There also have been calls to tax remittances. But in the U.S.-Latin America corridor, recent investigative reports have revealed a rising business in pirated and unused social security numbers and other forms of identification for undocumented workers, allowing them to find employment that is above-board in practice, if not in theory.
This implies that at least some migrant workers are already paying taxes and propping up a social security system whose benefits their legal status prevents them from collecting.
Experts say the real potential of worker remittances, however, lies in how individuals, local governments and businesses are harnessing this money.
Banks in developing countries are increasingly using remittances as a form of collateral, allowing them to raise capital at lower interest rates.
Hundreds of entrepreneurs have entered the market in recent years, offering prepaid cards through which migrant workers can send money home at costs approaching zero, some of them bypassing traditional wire transfer mechanisms by using the internet.

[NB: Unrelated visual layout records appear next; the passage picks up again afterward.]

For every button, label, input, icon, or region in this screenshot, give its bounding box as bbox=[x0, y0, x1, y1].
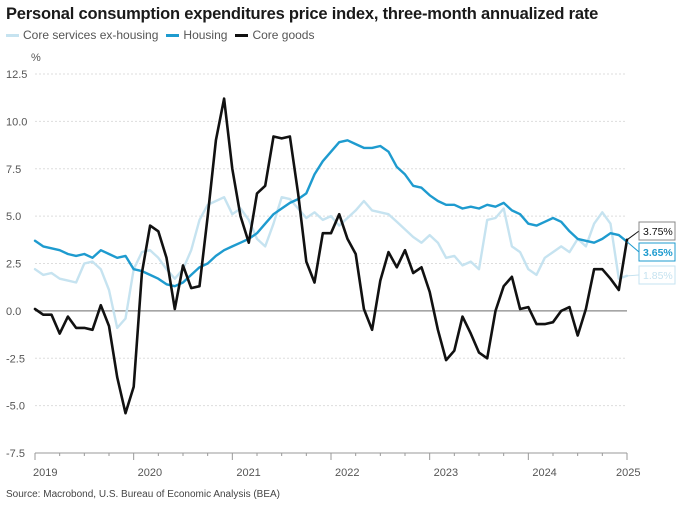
legend: Core services ex-housing Housing Core go… bbox=[6, 28, 322, 42]
source-note: Source: Macrobond, U.S. Bureau of Econom… bbox=[6, 489, 281, 500]
x-tick-label: 2023 bbox=[434, 467, 458, 479]
y-tick-label: 7.5 bbox=[6, 164, 21, 176]
y-tick-label: 5.0 bbox=[6, 211, 21, 223]
legend-swatch-core-services bbox=[6, 33, 19, 37]
x-tick-label: 2019 bbox=[33, 467, 57, 479]
end-label-core-services-ex-housing: 1.85% bbox=[643, 270, 673, 282]
series-line-core-goods bbox=[33, 97, 629, 415]
series-lines bbox=[33, 97, 629, 415]
y-tick-label: -2.5 bbox=[6, 353, 25, 365]
y-axis-ticks: 12.5 10.0 7.5 5.0 2.5 0.0 -2.5 -5.0 -7.5 bbox=[6, 69, 27, 460]
legend-label-core-goods: Core goods bbox=[252, 28, 315, 42]
end-label-leader-core-services-ex-housing bbox=[626, 274, 640, 277]
gridlines bbox=[35, 73, 627, 454]
end-label-leader-housing bbox=[626, 241, 640, 253]
legend-swatch-core-goods bbox=[235, 33, 249, 37]
series-line-housing bbox=[33, 139, 629, 288]
series-line-core-services-ex-housing bbox=[33, 196, 629, 330]
end-label-box-core-goods bbox=[638, 221, 676, 241]
legend-swatch-housing bbox=[166, 33, 180, 37]
legend-label-core-services: Core services ex-housing bbox=[23, 28, 159, 42]
end-label-box-core-services-ex-housing bbox=[638, 265, 676, 285]
y-tick-label: 10.0 bbox=[6, 116, 27, 128]
y-tick-label: 12.5 bbox=[6, 69, 27, 81]
legend-label-housing: Housing bbox=[183, 28, 228, 42]
end-labels: 3.75% 3.65% 1.85% bbox=[626, 221, 676, 285]
end-label-housing: 3.65% bbox=[643, 247, 673, 259]
legend-item-core-services: Core services ex-housing bbox=[6, 28, 158, 42]
legend-item-core-goods: Core goods bbox=[235, 28, 314, 42]
x-tick-label: 2024 bbox=[532, 467, 556, 479]
x-tick-label: 2025 bbox=[616, 467, 640, 479]
y-tick-label: -7.5 bbox=[6, 448, 25, 460]
x-tick-label: 2021 bbox=[236, 467, 260, 479]
end-label-core-goods: 3.75% bbox=[643, 226, 673, 238]
y-tick-label: 0.0 bbox=[6, 306, 21, 318]
y-tick-label: 2.5 bbox=[6, 259, 21, 271]
end-label-box-housing bbox=[638, 242, 676, 262]
x-tick-label: 2022 bbox=[335, 467, 359, 479]
y-tick-label: -5.0 bbox=[6, 401, 25, 413]
x-axis: 2019 2020 2021 2022 2023 2024 2025 bbox=[33, 452, 640, 479]
end-label-leader-core-goods bbox=[626, 230, 640, 241]
chart-title: Personal consumption expenditures price … bbox=[6, 5, 599, 23]
y-axis-unit: % bbox=[31, 52, 41, 64]
legend-item-housing: Housing bbox=[166, 28, 227, 42]
x-tick-label: 2020 bbox=[138, 467, 162, 479]
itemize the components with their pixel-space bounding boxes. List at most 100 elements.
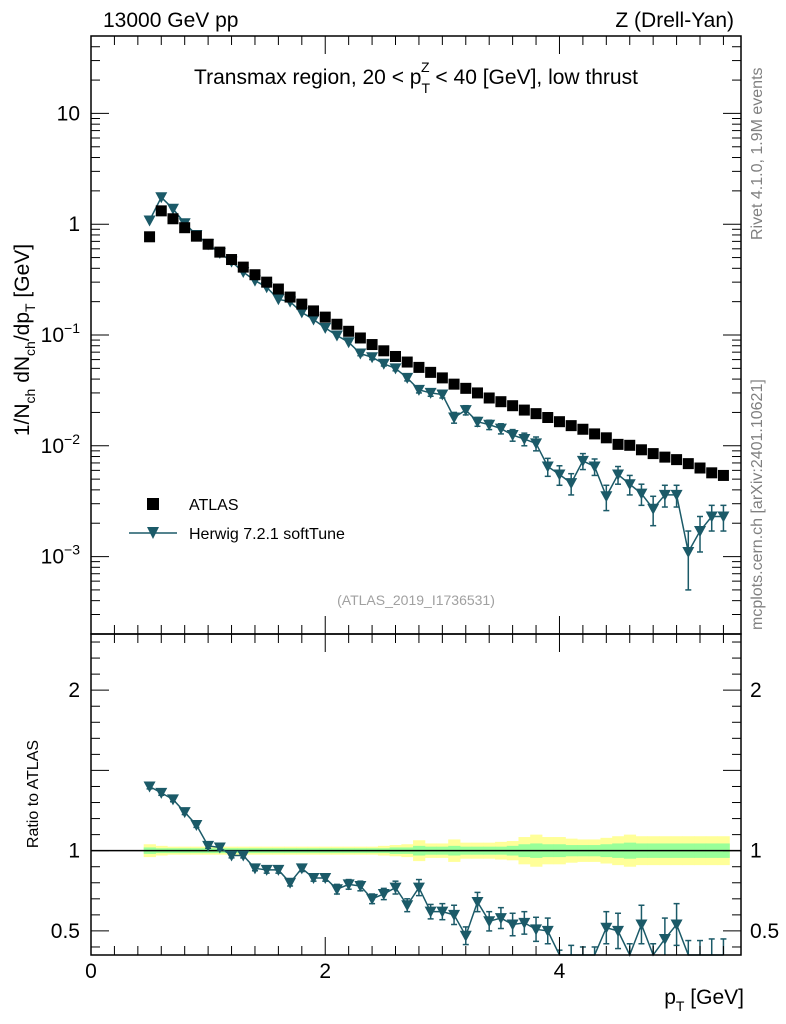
ratio-y-tick-label-right: 2	[750, 679, 762, 702]
atlas-point	[624, 439, 636, 451]
herwig-point	[471, 416, 484, 428]
ratio-point	[389, 882, 402, 894]
main-y-tick-labels: 10−3 10−2 10−1 1 10	[41, 102, 81, 568]
herwig-point	[295, 307, 308, 319]
atlas-series	[144, 205, 729, 481]
ratio-point	[295, 863, 308, 875]
herwig-point	[518, 434, 531, 446]
legend-atlas-marker	[147, 498, 159, 510]
ratio-point	[459, 930, 472, 942]
herwig-point	[600, 491, 613, 503]
ratio-point	[600, 922, 613, 934]
atlas-point	[600, 432, 612, 444]
main-axis-ticks	[90, 35, 741, 635]
x-tick-label: 0	[85, 960, 97, 983]
main-panel: 10−3 10−2 10−1 1 10 Transmax region, 20 < pT…	[11, 35, 742, 635]
ratio-y-tick-label-left: 2	[68, 679, 80, 702]
ratio-point	[530, 924, 543, 936]
atlas-point	[261, 276, 273, 288]
herwig-point	[494, 423, 507, 435]
legend-herwig-marker	[147, 527, 159, 539]
ratio-point	[213, 842, 226, 854]
herwig-point	[553, 469, 566, 481]
atlas-point	[565, 420, 577, 432]
ratio-point	[401, 900, 414, 912]
ratio-point	[635, 919, 648, 931]
herwig-point	[377, 358, 390, 370]
ratio-point	[143, 781, 156, 793]
ratio-point	[248, 863, 261, 875]
atlas-point	[284, 291, 296, 303]
atlas-point	[190, 230, 202, 242]
atlas-point	[425, 366, 437, 378]
ratio-line	[149, 785, 724, 957]
ratio-frame	[90, 633, 742, 956]
atlas-point	[706, 467, 718, 479]
atlas-point	[682, 458, 694, 470]
y-tick-label: 10	[57, 102, 80, 125]
herwig-point	[717, 511, 730, 523]
ratio-point	[670, 919, 683, 931]
legend: ATLAS Herwig 7.2.1 softTune	[129, 497, 345, 543]
ratio-y-tick-label-right: 1	[750, 840, 762, 863]
atlas-point	[343, 325, 355, 337]
herwig-point	[319, 322, 332, 334]
herwig-point	[412, 384, 425, 396]
header-process: Z (Drell-Yan)	[615, 9, 734, 32]
herwig-point	[623, 479, 636, 491]
ratio-herwig-line	[149, 785, 724, 957]
atlas-point	[507, 400, 519, 412]
ratio-y-axis-label: Ratio to ATLAS	[25, 740, 42, 848]
y-tick-label: 10−2	[41, 431, 81, 458]
herwig-point	[143, 215, 156, 227]
ratio-point	[155, 787, 168, 799]
herwig-point	[483, 419, 496, 431]
atlas-point	[460, 382, 472, 394]
y-tick-label: 10−1	[41, 320, 81, 347]
legend-herwig-label: Herwig 7.2.1 softTune	[189, 526, 345, 543]
x-tick-label: 2	[319, 960, 331, 983]
herwig-point	[576, 455, 589, 467]
atlas-point	[319, 311, 331, 323]
ratio-point	[658, 933, 671, 945]
ratio-point	[377, 889, 390, 901]
ratio-point	[225, 850, 238, 862]
mcplots-label: mcplots.cern.ch [arXiv:2401.10621]	[749, 379, 766, 630]
chart-title: Transmax region, 20 < pTZ < 40 [GeV], lo…	[194, 59, 638, 96]
herwig-point	[682, 546, 695, 558]
atlas-point	[272, 283, 284, 295]
ratio-point	[307, 872, 320, 884]
atlas-point	[413, 361, 425, 373]
atlas-point	[366, 339, 378, 351]
atlas-point	[179, 222, 191, 234]
atlas-point	[296, 298, 308, 310]
atlas-point	[471, 387, 483, 399]
atlas-point	[717, 469, 729, 481]
ratio-y-tick-label-right: 0.5	[750, 920, 779, 943]
atlas-point	[167, 213, 179, 225]
ratio-point	[237, 850, 250, 862]
atlas-point	[495, 396, 507, 408]
herwig-point	[694, 526, 707, 538]
ratio-point	[483, 916, 496, 928]
atlas-point	[378, 345, 390, 357]
herwig-point	[330, 330, 343, 342]
ratio-panel: 0.5 0.5 1 1 2 2 0 2 4 Ratio to ATLAS pT [GeV]	[25, 633, 779, 1014]
atlas-point	[308, 305, 320, 317]
atlas-point	[331, 318, 343, 330]
ratio-point	[436, 906, 449, 918]
x-tick-labels: 0 2 4	[85, 960, 565, 983]
x-tick-label: 4	[554, 960, 566, 983]
atlas-point	[542, 412, 554, 424]
herwig-point	[647, 503, 660, 515]
herwig-point	[670, 489, 683, 501]
herwig-point	[424, 387, 437, 399]
herwig-point	[459, 405, 472, 417]
herwig-point	[155, 192, 168, 204]
ratio-point	[202, 840, 215, 852]
ratio-axis-ticks	[90, 634, 741, 955]
ratio-point	[272, 864, 285, 876]
herwig-point	[506, 430, 519, 442]
ratio-y-tick-label-left: 0.5	[51, 920, 80, 943]
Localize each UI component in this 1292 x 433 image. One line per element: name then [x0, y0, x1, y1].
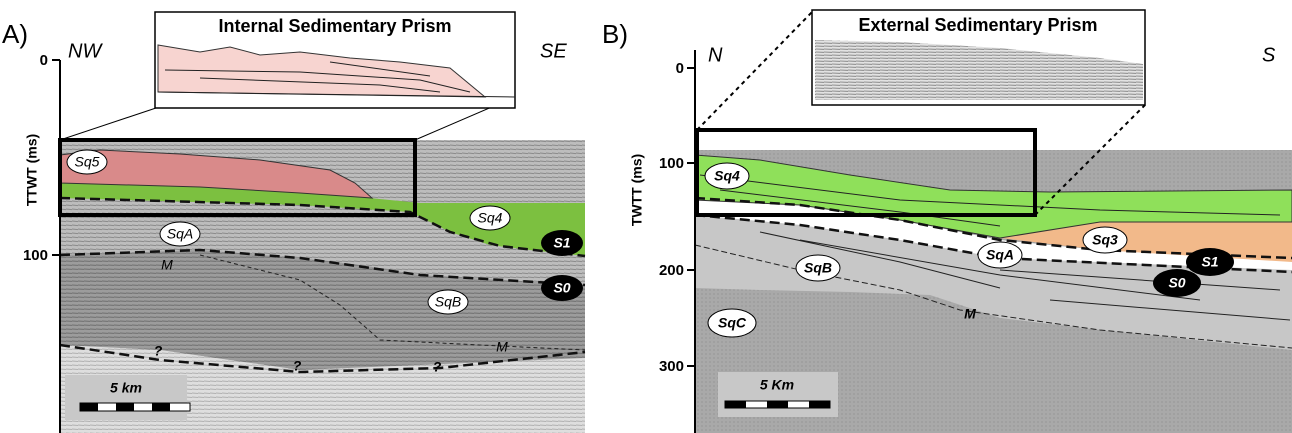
unit-label: Sq5	[75, 154, 100, 170]
unknown-label: ?	[154, 343, 163, 359]
surface-label: S0	[1168, 275, 1185, 291]
tick-label: 200	[659, 262, 684, 279]
panel-label: A)	[2, 19, 28, 49]
unit-label: SqB	[435, 294, 461, 310]
panel-a: A) Internal Sedimentary Prism NW SE 0 10…	[2, 12, 585, 433]
tick-label: 300	[659, 358, 684, 375]
connector	[60, 108, 156, 140]
inset-title: Internal Sedimentary Prism	[218, 16, 451, 36]
unit-label: Sq4	[714, 168, 740, 184]
marker-label: M	[964, 306, 976, 322]
marker-label: M	[161, 257, 173, 273]
panel-label: B)	[602, 19, 628, 49]
axis-label: TWTT (ms)	[629, 154, 645, 226]
direction-label: N	[708, 44, 723, 66]
scale-label: 5 km	[110, 380, 142, 396]
scale-label: 5 Km	[760, 377, 794, 393]
marker-label: M	[496, 339, 508, 355]
unit-label: Sq3	[1092, 232, 1118, 248]
inset-title: External Sedimentary Prism	[858, 15, 1097, 35]
unit-label: SqC	[718, 315, 747, 331]
unit-label: SqB	[804, 260, 832, 276]
tick-label: 0	[676, 60, 684, 77]
axis-label: TTWT (ms)	[24, 134, 40, 206]
tick-label: 100	[23, 247, 48, 264]
tick-label: 100	[659, 155, 684, 172]
surface-label: S1	[553, 235, 570, 251]
direction-label: SE	[540, 40, 567, 62]
surface-label: S0	[553, 280, 570, 296]
figure: A) Internal Sedimentary Prism NW SE 0 10…	[0, 0, 1292, 433]
tick-label: 0	[40, 52, 48, 69]
direction-label: NW	[68, 40, 103, 62]
direction-label: S	[1262, 44, 1276, 66]
unit-label: SqA	[986, 247, 1014, 263]
scale-bar	[725, 401, 830, 408]
scale-bar	[80, 403, 190, 411]
surface-label: S1	[1201, 254, 1218, 270]
unknown-label: ?	[293, 358, 302, 374]
unit-label: SqA	[167, 226, 193, 242]
panel-b: B) External Sedimentary Prism N S 0 100 …	[602, 10, 1292, 433]
connector	[697, 12, 812, 130]
unknown-label: ?	[433, 359, 442, 375]
unit-label: Sq4	[478, 210, 503, 226]
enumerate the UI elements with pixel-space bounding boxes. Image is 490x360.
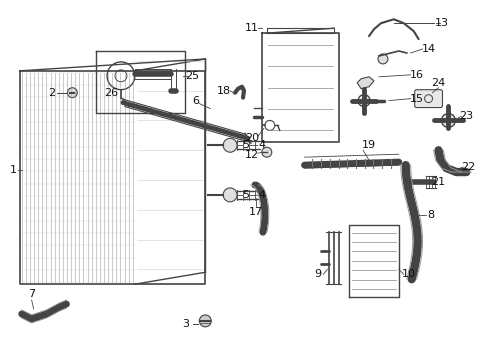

Observers ranging from academia to Wall Street speculate this phenomenon could revolutionise the way people think about moving money across borders.
Throughout the United States, community-based organisations formed by migrant workers pool funds from members to send home en masse for financing projects that repair schools, generate electricity and build irrigation systems, to name just a few.
As a result, some Latin American politicians now regularly campaign north of the border. This has also inspired governmental collaboration, one of the more notable examples being Mexico’s “tres por uno” programme in which the municipal, state and federal governments match the funds sent by community groups abroad.
Whether remittances are a collective answer to bureaucratic sluggishness, the inevitable outcome of a constantly evolving global labour market, or both, is a question that may never be answered objectively.
It could be an equally long time before it is possible to quantify with any certainty how much any of these responses – including those crafted at the United Nations World Summit – contribute toward reducing poverty. What is evident, however, is that those most affected cannot afford, in all senses of the word, to wait any longer for a few extra tenths of a percentage point of official foreign aid.